The other side of the story belongs to “Bernie,” who’s addressed in his point-of-view chapters as “You.” In these chapters, the technology in Bernie’s body starts to flicker images through his seemingly dead brain, delivering half-remembered imagery and perspective in a nod to the “hallucinations” of an AI model groping for understanding it can never reach. These chapters in particular show off Tremblay’s flair for formalist shake-ups, and echo the kind of hyperstimulated writing that Dick and Ellison made so influential.
“I think it was more just the general Philip K. Dick feeling of ‘The world is so strange,'” Tremblay said. “He’s a lot funnier, I think, than maybe a lot of people credit him. That’s definitely what I was thinking of when writing the book.“
Bernie’s chapters embody the strangeness of Dead But Dreaming of Electric Sheep, presenting imagery that’s at times puzzling, at times eerily filmic, and always unnerving. They also mirror Julia’s own journey in fascinating ways as the odd couple – the Gen Z gamer and the middle-aged vegetable – traverse the United States, and the tech in Bernie’s body wakes up to the possibilities of using his flesh for its own purposes. It’s a compelling narrative technique, but it presented some new writing challenges for Tremblay.
“I quickly realized I couldn’t write this book the same way I have in the past,” he said. “By that, I mean all my other novels I had written in the order in which it was presented, even things that are nonlinear, which is most of them. I knew I couldn’t do that in this book. It’s not a spoiler, but hopefully the readers figure out pretty early that the Bernie chapters are a little bit of a preview of the next chapter from Julia, what’s actually happening with Julia. It’s all refracted from him.”

Mary Roach’s Stiff
Dead But Dreaming of Electric Sheep began with a simple image, inspired by Tremblay’s reading of Mary Roach‘s book chronicling the history of our treatment of corpses, Stiff. As he read, Tremblay imagined a body sitting on an airplane, remote-controlled by someone else. At the time, it was a “silly what-if” concept, filed away in his head. Years later, when he became an author suing a tech company to keep AI from scraping his work for ideas, it started to feel frighteningly plausible, taking the “silly what-if” into the territory of a high-concept horror show about what happens when we try to exploit and commodify uniquely human aspects of consciousness.
“It stuck with me,” Tremblay said of that what-if imagery. “And then a few years later, when I was a part of the case suing OpenAI on behalf of writers, that what-if suddenly didn’t seem as silly.
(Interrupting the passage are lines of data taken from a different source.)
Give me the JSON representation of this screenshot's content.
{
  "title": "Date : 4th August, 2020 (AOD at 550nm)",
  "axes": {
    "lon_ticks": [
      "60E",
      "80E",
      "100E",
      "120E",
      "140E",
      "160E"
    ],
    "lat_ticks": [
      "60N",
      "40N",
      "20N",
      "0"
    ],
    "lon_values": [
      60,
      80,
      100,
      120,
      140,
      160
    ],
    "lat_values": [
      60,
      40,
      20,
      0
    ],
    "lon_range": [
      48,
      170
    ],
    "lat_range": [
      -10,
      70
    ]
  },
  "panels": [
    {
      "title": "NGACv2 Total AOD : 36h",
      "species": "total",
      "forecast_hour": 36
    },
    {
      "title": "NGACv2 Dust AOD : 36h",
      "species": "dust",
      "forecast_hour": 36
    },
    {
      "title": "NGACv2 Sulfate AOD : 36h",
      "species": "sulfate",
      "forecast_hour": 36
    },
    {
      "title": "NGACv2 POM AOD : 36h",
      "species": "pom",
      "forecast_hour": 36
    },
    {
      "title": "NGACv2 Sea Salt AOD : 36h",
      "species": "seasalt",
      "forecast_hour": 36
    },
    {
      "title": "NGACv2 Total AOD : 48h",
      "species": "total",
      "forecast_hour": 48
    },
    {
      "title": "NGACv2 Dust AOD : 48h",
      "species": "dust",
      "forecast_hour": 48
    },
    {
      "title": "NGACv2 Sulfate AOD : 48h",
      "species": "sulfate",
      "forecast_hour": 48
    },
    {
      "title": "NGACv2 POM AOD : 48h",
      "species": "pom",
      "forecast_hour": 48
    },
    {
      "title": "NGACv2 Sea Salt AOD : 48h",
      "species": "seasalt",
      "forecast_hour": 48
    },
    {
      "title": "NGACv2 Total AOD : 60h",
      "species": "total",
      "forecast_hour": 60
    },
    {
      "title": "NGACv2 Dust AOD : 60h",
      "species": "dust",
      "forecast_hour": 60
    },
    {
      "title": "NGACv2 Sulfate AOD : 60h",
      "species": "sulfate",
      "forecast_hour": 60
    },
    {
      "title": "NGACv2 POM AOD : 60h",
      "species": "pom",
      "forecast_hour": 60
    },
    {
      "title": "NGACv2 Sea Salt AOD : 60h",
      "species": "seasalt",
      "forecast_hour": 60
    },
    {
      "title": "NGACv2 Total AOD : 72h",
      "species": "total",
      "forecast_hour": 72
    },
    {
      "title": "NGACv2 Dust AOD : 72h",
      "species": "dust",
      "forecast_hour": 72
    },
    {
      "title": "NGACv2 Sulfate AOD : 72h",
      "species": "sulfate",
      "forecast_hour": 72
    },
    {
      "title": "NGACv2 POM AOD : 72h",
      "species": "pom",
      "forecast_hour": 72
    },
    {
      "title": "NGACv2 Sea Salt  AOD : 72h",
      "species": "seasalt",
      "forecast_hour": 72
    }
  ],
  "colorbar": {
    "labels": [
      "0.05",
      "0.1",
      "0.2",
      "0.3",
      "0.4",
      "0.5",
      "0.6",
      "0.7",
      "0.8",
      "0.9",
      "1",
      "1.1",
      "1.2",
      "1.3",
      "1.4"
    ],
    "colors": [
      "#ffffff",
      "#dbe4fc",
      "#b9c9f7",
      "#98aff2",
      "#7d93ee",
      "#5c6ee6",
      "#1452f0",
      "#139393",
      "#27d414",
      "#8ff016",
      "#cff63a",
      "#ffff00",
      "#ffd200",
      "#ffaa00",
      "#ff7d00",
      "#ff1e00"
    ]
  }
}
The more I learned about how that corporation operates and without really any sort of ethical thought to anything, I was like, ‘Oh, I’m going to play with that. That’s actually happening.”
So, what if someone actually in favor of generative AI picks up Tremblay’s self-described “anti-AI screed?” He hopes that, at the very least, he’s made the ride enjoyable in a distinctly human way that might begin to reshape the conversation.
“I think that was another reason why I wanted to have the humor,” Tremblay said. “If people are reading this book who aren’t on the side of like, ‘Hey, LLMs taking authors’ books is bad,’ maybe if they read something that’s cut with some humor, that maybe they’ll be more easily swayed.”
Dead But Dreaming of Electric Sheep is now in bookstores everywhere.